Menurutnya, dari kalangan internal mempertanyakan dasar urgensi partai menggelontorkan sumber daya besar demi konflik individu, yang bahkan belum tentu terkait tugas kelembagaan.
“Kami sebagai kader sangat kecewa. Urusan pribadi Arif dibawa ke meja partai. Kenapa partai harus keluar uang dan tenaga sebesar itu untuk kasus yang belum jelas? Ini sikap yang berlebihan dan melecehkan kesadaran politik publik,” tegasnya.
Lebih jauh, ia menuntut agar Dewan Kehormatan DPP PDIP segera turun tangan. Menurutnya, manuver Tri dan Faisal tidak hanya tidak dewasa, tetapi juga mempermalukan institusi.
“Sebagai kader, saya minta dewan kehormatan DPP PDIP menjaga marwah partai ini. Jangan sampai partai besar sekelas PDIP digeret-geret ke dalam kubangan konflik personal oleh elit lokal yang sedang bermain api,” katanya dengan nada tajam.
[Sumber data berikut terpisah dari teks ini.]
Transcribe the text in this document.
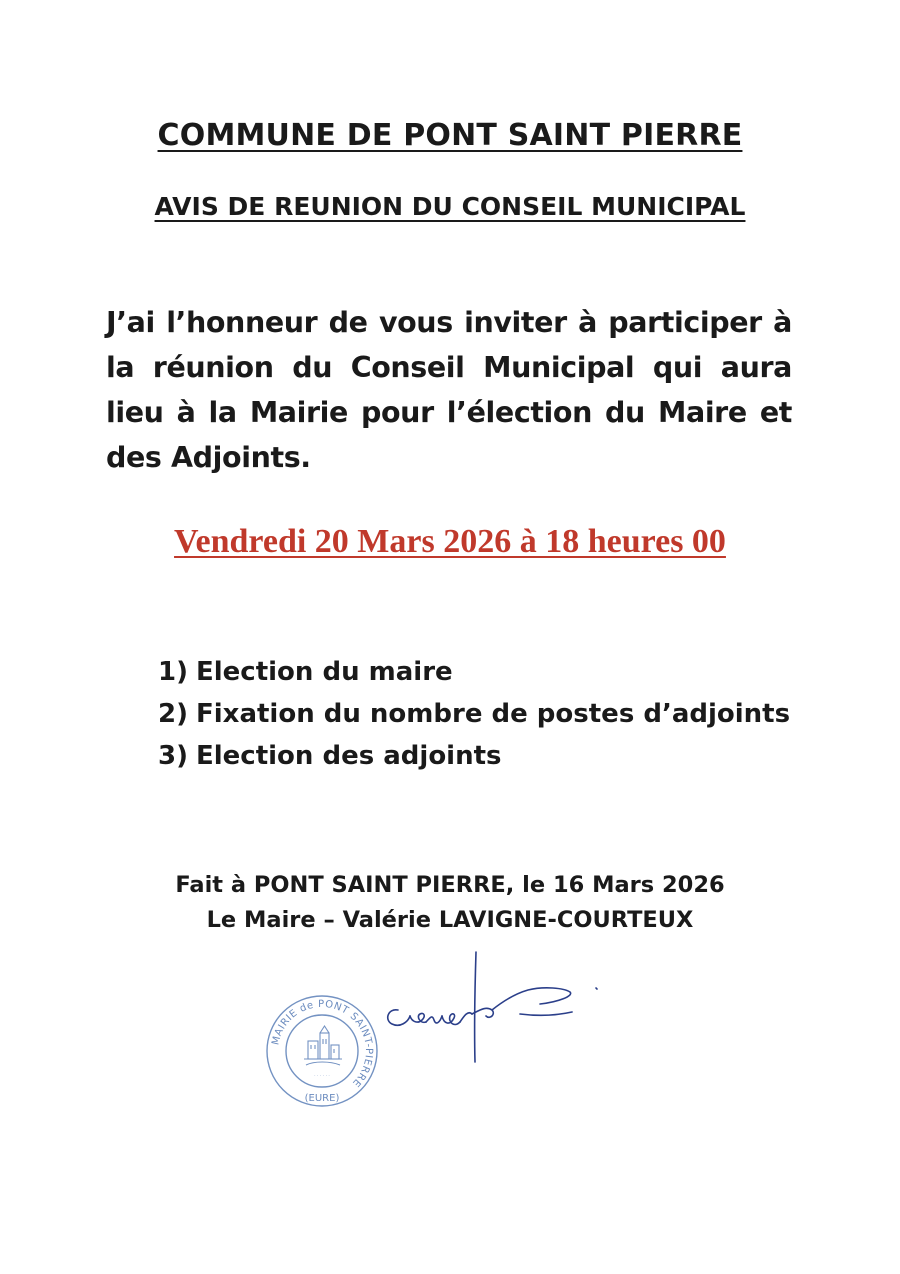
COMMUNE DE PONT SAINT PIERRE
AVIS DE REUNION DU CONSEIL MUNICIPAL

J’ai l’honneur de vous inviter à participer à la réunion du Conseil Municipal qui aura lieu à la Mairie pour l’élection du Maire et des Adjoints.

Vendredi 20 Mars 2026 à 18 heures 00

1) Election du maire
2) Fixation du nombre de postes d’adjoints
3) Election des adjoints
Fait à PONT SAINT PIERRE, le 16 Mars 2026
Le Maire – Valérie LAVIGNE-COURTEUX
MAIRIE de PONT SAINT-PIERRE
· · · · · ·
(EURE)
Ia merasa langkah emosional ini berpotensi membuka celah perpecahan antarpartai di tingkat lokal. Padahal, sebagai partai nasionalis, PDIP seharusnya menjadi teladan dalam menjaga etika politik.
“PDIP bukan partai yang reaktif. Tapi ini terlihat seperti langkah defensif yang dibungkus emosi dan loyalitas buta. Kami butuh pemimpin yang bisa membedakan mana urusan partai, mana urusan individu,” pungkasnya.